Iowa Stolen Valor

I was all set to a post on local events as I usually do on
Fridays when two things happened. I noticed nothing could be
found going on today with my resorces and I received an email.

I feel I owe Iowa Congressman Shawn Hamerlinck an apology.
During one of my rants I stated all politicians had lost their
common sense and Senator Hamerlinck has not. I am sorry for
my assumption that he was as clueless as the others who don’t
seem to care what the people want.

After California Appeals Judge Milan D. Smith likened the Stolen
Valor law to lying about your age or weight on a driver’s license, Congressman Hamerlinck readied a bill that would make it a State offense to lie about honors received during military service.
To quote the email-

“If upheld as it currently stands, it becomes acceptable for
individuals to lie about military service and honors of valor
in order to profit in some way,” stated Senator Shawn Hamerlinck
(R-Dixon). “Demeaning the Congressional Medal of Honor, Navy
Cross, Silver Star, and Purple Heart to the weight recorded on a
driver’s license is appalling.”

Per capita, Iowa has more active duty soldiers currently deployed
than any other state in the nation. “In Iowa, those who volunteer
for service are held at a higher regard than the credit offered by
the Ninth Circuit Court of Appeals in California,” Hamerlinck went
on to say. “Knowing that the U.S. Supreme Court process could take
another two years, I have filed a Stolen Valor Act in Iowa and am
confident that it will be embraced by the Legislature and win
approval in the upcoming session.”

We hope so, we certainly hope so. As an American, a Veteran, and
an Iowan I salute you and wish the best with this.
Comments are always welcome.

7 Responses to Iowa Stolen Valor

  1. ronith says:

    The R.I. Combat Veteran Motorcycle Association would not let a authentic Vietnam combat veteran join their chapter. He was 100% qualified to belong but the state rep who never seen combat made up all kinds of accusations to keep him out. The National CVMA was notified but backed the R.I. CVMA in its assault on this combat veteran. Only about 20/30% of these members ever seen combat if that. They wear a large patch on their back claiming that they are somthing they are not. This is stolen valor and these frauds should be exposed.

  2. FOB says:

    I agree with what you are saying above. This is a big problem today, vets claiming their combat veteran when they never left the safety of the wire and in most cases had cell phone service, satellite TV, rec halls, gyms, PX’s and better living conditions than they had back in the good ol’ U.S.A. Seems everybody today that went in a war zone no matter where or what they did is a combat veteran. This is a definate act of stealing valor from the people who were in the front row with the up front seats. As far as these FOB’s judging legitimate combat veterans, that also is stolen valor and shows no respect at all for the veteran who did the dirty work. Where do these people in the R.I. combat veteran motorcycle association get off with treating real combat veterans like they were nothing ?

  3. cruisin2 says:

    It should but I wouldn’t know who to contact.
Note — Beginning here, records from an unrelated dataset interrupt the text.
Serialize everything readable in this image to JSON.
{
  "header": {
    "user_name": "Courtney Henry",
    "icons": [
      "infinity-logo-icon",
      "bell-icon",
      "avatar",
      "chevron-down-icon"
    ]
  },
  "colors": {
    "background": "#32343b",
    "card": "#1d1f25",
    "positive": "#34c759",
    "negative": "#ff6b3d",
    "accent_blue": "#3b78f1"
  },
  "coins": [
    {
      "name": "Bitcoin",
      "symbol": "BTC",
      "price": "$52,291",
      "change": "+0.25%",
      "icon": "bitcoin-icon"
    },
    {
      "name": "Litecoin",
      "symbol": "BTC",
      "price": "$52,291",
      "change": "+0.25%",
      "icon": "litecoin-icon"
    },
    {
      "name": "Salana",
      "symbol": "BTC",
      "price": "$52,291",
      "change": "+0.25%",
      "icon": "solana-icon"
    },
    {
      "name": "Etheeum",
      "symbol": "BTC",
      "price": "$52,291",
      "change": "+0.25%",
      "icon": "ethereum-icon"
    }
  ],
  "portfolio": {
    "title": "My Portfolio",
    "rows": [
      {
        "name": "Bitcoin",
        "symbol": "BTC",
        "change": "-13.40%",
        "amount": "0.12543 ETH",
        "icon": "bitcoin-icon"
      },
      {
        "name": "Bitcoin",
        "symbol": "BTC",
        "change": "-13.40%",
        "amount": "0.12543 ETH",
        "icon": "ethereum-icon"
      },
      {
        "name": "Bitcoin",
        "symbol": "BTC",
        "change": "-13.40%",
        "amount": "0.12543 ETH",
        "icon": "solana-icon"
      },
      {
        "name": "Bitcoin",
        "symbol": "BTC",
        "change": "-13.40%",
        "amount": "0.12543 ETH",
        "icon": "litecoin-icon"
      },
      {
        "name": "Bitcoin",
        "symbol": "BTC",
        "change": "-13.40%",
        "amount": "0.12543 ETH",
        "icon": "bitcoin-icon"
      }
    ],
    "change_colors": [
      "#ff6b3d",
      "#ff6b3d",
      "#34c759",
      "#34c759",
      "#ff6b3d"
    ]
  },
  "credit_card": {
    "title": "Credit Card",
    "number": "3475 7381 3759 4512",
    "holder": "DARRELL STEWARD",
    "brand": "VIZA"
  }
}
I find that almost as offensive as what Judge Smith wrote; “If the courts uphold the law, then there would be no constitutional bar to criminalizing lying about one’s height, weight, age or financial status on or
    Facebook, or falsely representing one’s mother that one does not smoke, drink alcoholic beverages, is a virgin, or has not exceeded the speed limit while driving on the freeway. The sad fact is, most people lie about some aspects of their lives from time to time.”

    I agree and admit to not knowing the group or their intentions. I will try to check into it.

  4. anonymous says:

    Of course Hamerlinck knows all about lying.

  5. thescoundrel says:

    I never did understand the reasoning behind the Smith judicial ruling. Lying can get you into serious legal trouble in many instances.

  6. namvet says:

    Just read the rules and regs in order to get into this combat vet motorbike association. Seems in order to get in, one has to show proof (dd214) that one served in a war zone or an area where one received combat pay no matter what ones job was, ride a bike over 500cc and hand over $20. There is no waiting period or prospecting. That means if one pulled guard duty at the PX in the green zone of Iraq one could join this club. I do not think one serving in a war zone makes one a combat veteran. Just like one who flies an airplane is not a pilot. Why do people especially some veterans make these false claims? And veterans judging veterans like what was said above by ronith reminds me of when we came home from Vietnam. Hope this Nam vet who this Rhode Island combat motorbike club rejected fights like holy heck to expose those involved.

  7. cruisin2 says:

    True, and this may be a bold-faced attempt to get votes, but I still like the idea.

    I can’t argue with that line of thinking.

    In bigger groups sometimes local chapters can bend the rules without getting caught. I don’t know why some lie about their military service but I don’t like it either.